Some $190 billion could be attributed to excess administrative costs in 2009. By comparison, Germany spends less than half—about 12%—on its administration.

“I personally think it’s not defensible,” Reinhardt said.

In total, healthcare spending represents 18% of the GDP—and growing. But for all that investment, the United States isn’t getting higher quality when compared to other developed countries, where healthcare represents about 10% of GDP.

Behavioral health

Reinhardt said behavioral health is positioned between a rock and a hard place, where the rock is the growing incidence of behavioral health conditions and the hard place is the threat of reduced funding resources.
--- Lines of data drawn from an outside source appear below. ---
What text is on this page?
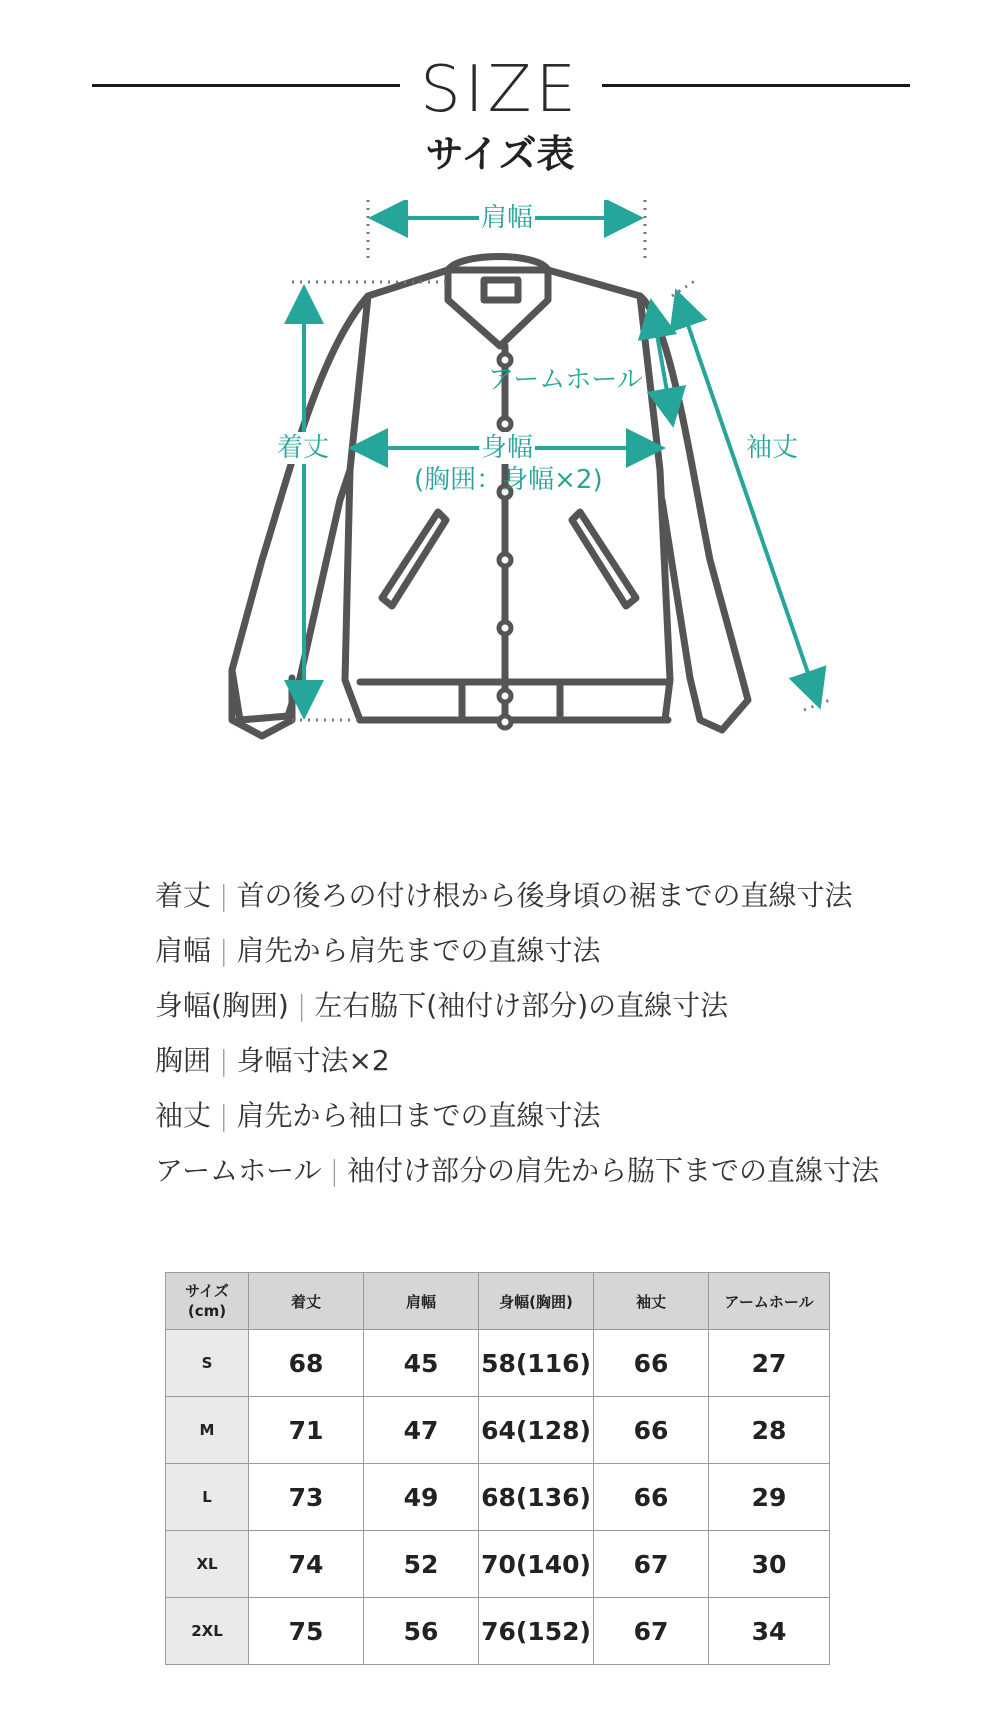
SIZE
サイズ表
肩幅
アームホール
着丈	身幅
(胸囲：身幅×2)
袖丈
着丈 | 首の後ろの付け根から後身頃の裾までの直線寸法
肩幅 | 肩先から肩先までの直線寸法
身幅(胸囲) | 左右脇下(袖付け部分)の直線寸法
胸囲 | 身幅寸法×2
袖丈 | 肩先から袖口までの直線寸法
アームホール | 袖付け部分の肩先から脇下までの直線寸法
サイズ
(cm)	着丈	肩幅	身幅(胸囲)	袖丈	アームホール
S	68	45	58(116)	66	27
M	71	47	64(128)	66	28
L	73	49	68(136)	66	29
XL	74	52	70(140)	67	30
2XL	75	56	76(152)	67	34
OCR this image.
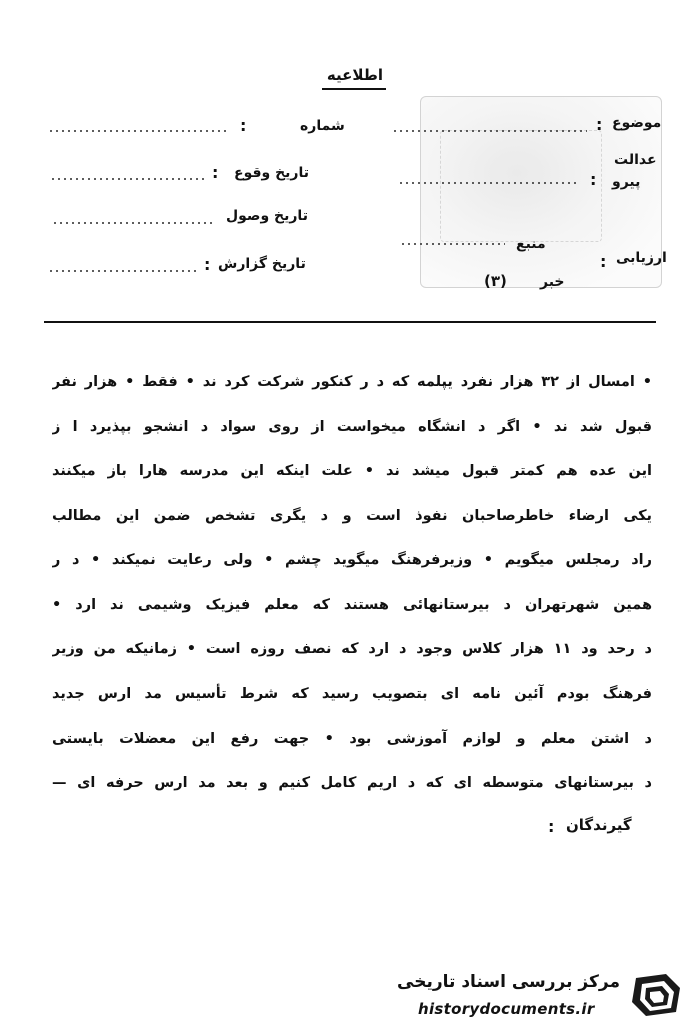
اطلاعیه
شماره
:
تاریخ وقوع
:
تاریخ وصول
تاریخ گزارش
:
موضوع
:
عدالت
پیرو
:
منبع
ارزیابی
:
خبر
(۳)
• امسال از ۳۲ هزار نفرد یپلمه که د ر کنکور شرکت کرد ند • فقط • هزار نفر
قبول شد ند • اگر د انشگاه میخواست از روی سواد د انشجو بپذیرد ا ز
این عده هم کمتر قبول میشد ند • علت اینکه این مدرسه هارا باز میکنند
یکی ارضاء خاطرصاحبان نفوذ است و د یگری تشخص ضمن این مطالب
راد رمجلس میگویم • وزیرفرهنگ میگوید چشم • ولی رعایت نمیکند • د ر
همین شهرتهران د بیرستانهائی هستند که معلم فیزیک وشیمی ند ارد •
د رحد ود ۱۱ هزار کلاس وجود د ارد که نصف روزه است • زمانیکه من وزیر
فرهنگ بودم آئین نامه ای بتصویب رسید که شرط تأسیس مد ارس جدید
د اشتن معلم و لوازم آموزشی بود • جهت رفع این معضلات بایستی
د بیرستانهای متوسطه ای که د اریم کامل کنیم و بعد مد ارس حرفه ای —
گیرندگان
:
مرکز بررسی اسناد تاریخی
historydocuments.ir
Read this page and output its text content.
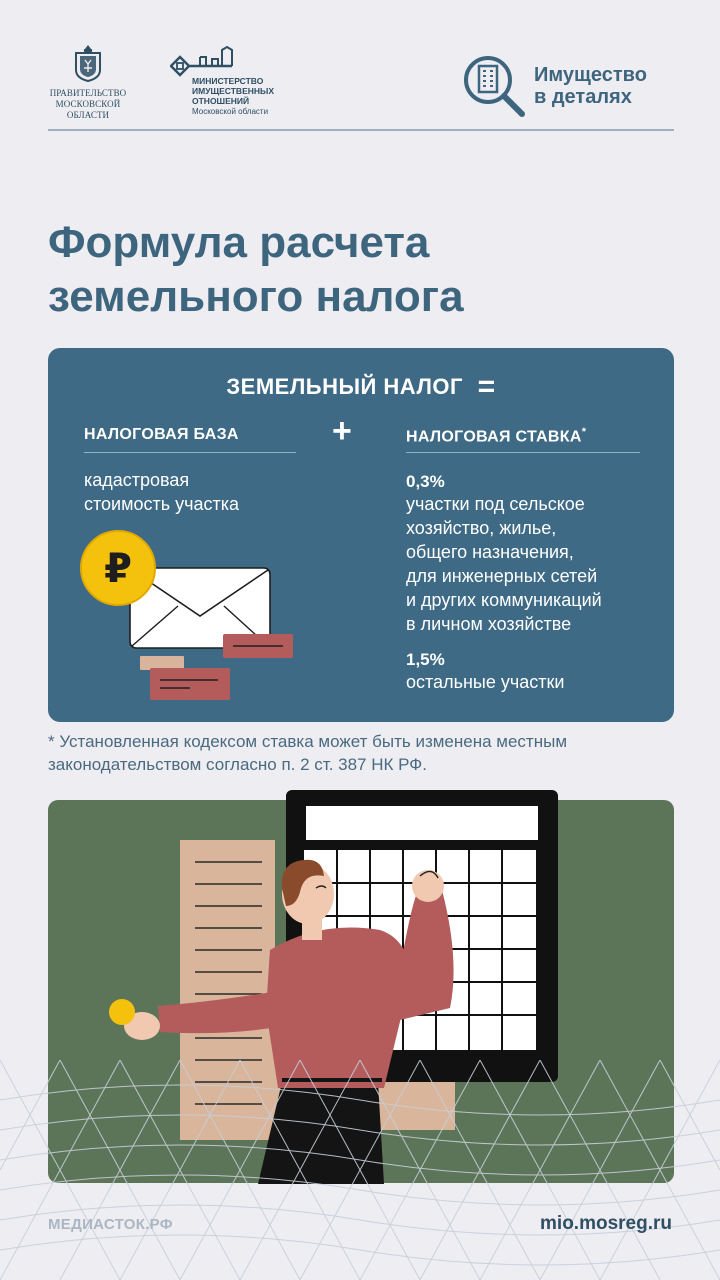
ПРАВИТЕЛЬСТВО
МОСКОВСКОЙ
ОБЛАСТИ
МИНИСТЕРСТВО
ИМУЩЕСТВЕННЫХ
ОТНОШЕНИЙ
Московской области
Имущество
в деталях
Формула расчета
земельного налога
ЗЕМЕЛЬНЫЙ НАЛОГ =
НАЛОГОВАЯ БАЗА	+	НАЛОГОВАЯ СТАВКА*
кадастровая
стоимость участка
0,3%
участки под сельское
хозяйство, жилье,
общего назначения,
для инженерных сетей
и других коммуникаций
в личном хозяйстве
1,5%
остальные участки
₽
* Установленная кодексом ставка может быть изменена местным
законодательством согласно п. 2 ст. 387 НК РФ.
МЕДИАСТОК.РФ	mio.mosreg.ru
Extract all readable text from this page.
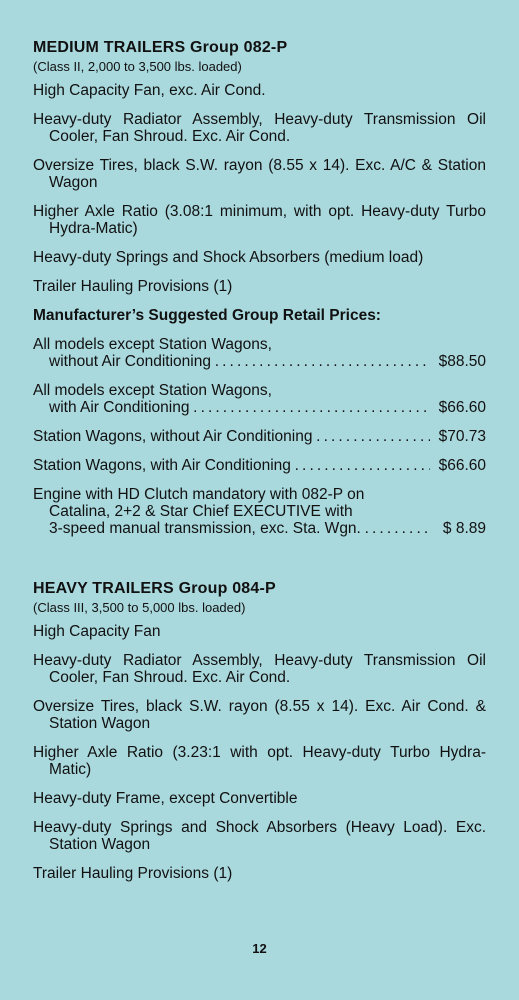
MEDIUM TRAILERS Group 082-P
(Class II, 2,000 to 3,500 lbs. loaded)
High Capacity Fan, exc. Air Cond.
Heavy-duty Radiator Assembly, Heavy-duty Transmission Oil Cooler, Fan Shroud. Exc. Air Cond.
Oversize Tires, black S.W. rayon (8.55 x 14). Exc. A/C & Station Wagon
Higher Axle Ratio (3.08:1 minimum, with opt. Heavy-duty Turbo Hydra-Matic)
Heavy-duty Springs and Shock Absorbers (medium load)
Trailer Hauling Provisions (1)
Manufacturer’s Suggested Group Retail Prices:
All models except Station Wagons,
without Air Conditioning . . .	$88.50
All models except Station Wagons,
with Air Conditioning . . .	$66.60
Station Wagons, without Air Conditioning . . .	$70.73
Station Wagons, with Air Conditioning . . .	$66.60
Engine with HD Clutch mandatory with 082-P on
Catalina, 2+2 & Star Chief EXECUTIVE with
3-speed manual transmission, exc. Sta. Wgn. . . .	$ 8.89
HEAVY TRAILERS Group 084-P
(Class III, 3,500 to 5,000 lbs. loaded)
High Capacity Fan
Heavy-duty Radiator Assembly, Heavy-duty Transmission Oil Cooler, Fan Shroud. Exc. Air Cond.
Oversize Tires, black S.W. rayon (8.55 x 14). Exc. Air Cond. & Station Wagon
Higher Axle Ratio (3.23:1 with opt. Heavy-duty Turbo Hydra-Matic)
Heavy-duty Frame, except Convertible
Heavy-duty Springs and Shock Absorbers (Heavy Load). Exc. Station Wagon
Trailer Hauling Provisions (1)
12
The GOP health policy proposal would have made the situation worse for behavioral health providers, who are already paid too little, he said.

Additionally, the plan would have taken $1.2 trillion out of the system, mostly taking funding away from programs that serve the poorest populations, including voters who supported President Trump in the election.

“You hose the very people who voted for you,” Reinhardt said. “This is novel in politics.”

He spoke of the increase in suicide and overdose in the lower middle class and said he doesn’t believe Congress or the president are aware of the critical need for behavioral health services. The time to speak up and make legislators listen is now, Reinhardt said.

But the administrative infrastructure and funding challenges point to a larger fundamental issue, he said.

“We have never agreed in the United States what the social ethic of our health system should be: To what extent should I be my sick brother or sister’s keeper?”